Dussafu Transaction: $46 million upfront cash consideration subject to customary completion adjustments; contingent cash payments of up to $24 million linked to asset performance and oil price. Sale of c. 6,000 barrels per day (bpd) of 2021 production and c. 20 million barrels of 2P reserves, with an effective date of 1 July 2020. The Government of Equatorial Guinea has approved the EG Transaction and confirmed that no tax arises on the disposal. Completion of both transactions and receipt of funds is expected in the first half of 2021.

These are all value accretive transactions, which further strengthen the balance sheet and are in line with Tullow’s strategy of focusing on high-margin, self-funded production with strong cash flows. These transactions will have a neutral impact on the group’s 2021 operating cash flow at $50 per barrel and increase Tullow’s 2021 pre-financing free cash flow by c. $0.1 billion.

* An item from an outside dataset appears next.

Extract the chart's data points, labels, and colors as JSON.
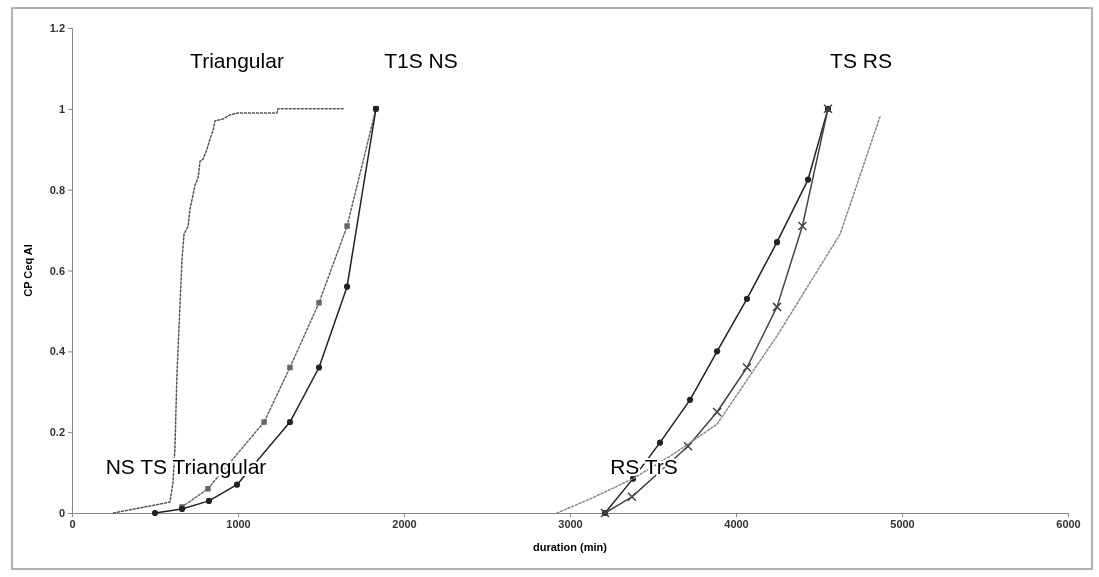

On February 11, crude oil prices dipped as two leading industry bodies issued cautiously optimistic forecasts for 2021 global demand. The U.S. West Texas Intermediate crude futures were down 0.6% at $58.33 a barrel, while Brent crude futures were down 0.4% at $61.23 a barrel at 11:50 AM ET (16:50 GMT).

The U.S. Energy Information Administration’s weekly report for February 10, recorded a draw of 6.644 million barrels for the week ending February 5, against analysts’ forecast of a much larger than expected 985,000-barrel build and the 994,000-barrel build reported the week before.

The International Energy Agency (IEA) and the Organization of Petroleum Exporting Countries (OPEC) have predicted a solid rebound in demand in the latter part of 2021. They trimmed their forecasts of the year overall due to the impact of longer-than-expected lockdowns at the start of 2021 in much of the Northern Hemisphere, notably in Europe.

The IEA shaved 200,000 bpd from its January estimate to an average of 96.4 million bpd and said that “the forecasts for economic and oil demand growth are highly dependent on progress in distributing and administering vaccines, and the easing of travel restrictions in the world’s major economies.” It noted that it expects U.S. supply to remain mostly steady at 11.4 million bpd, noting that most U.S. companies have given few signs of increasing output to their shareholders.

Meanwhile, oil prices have been given a boost due to the global COVID-19 vaccine rollouts that began at the end of 2020, large stimulus packages and cuts in supply by producers. Saudi Arabia unilaterally reduced supply for February and March earlier in the year. The supply cuts were in addition to cuts made by other members of OPEC+.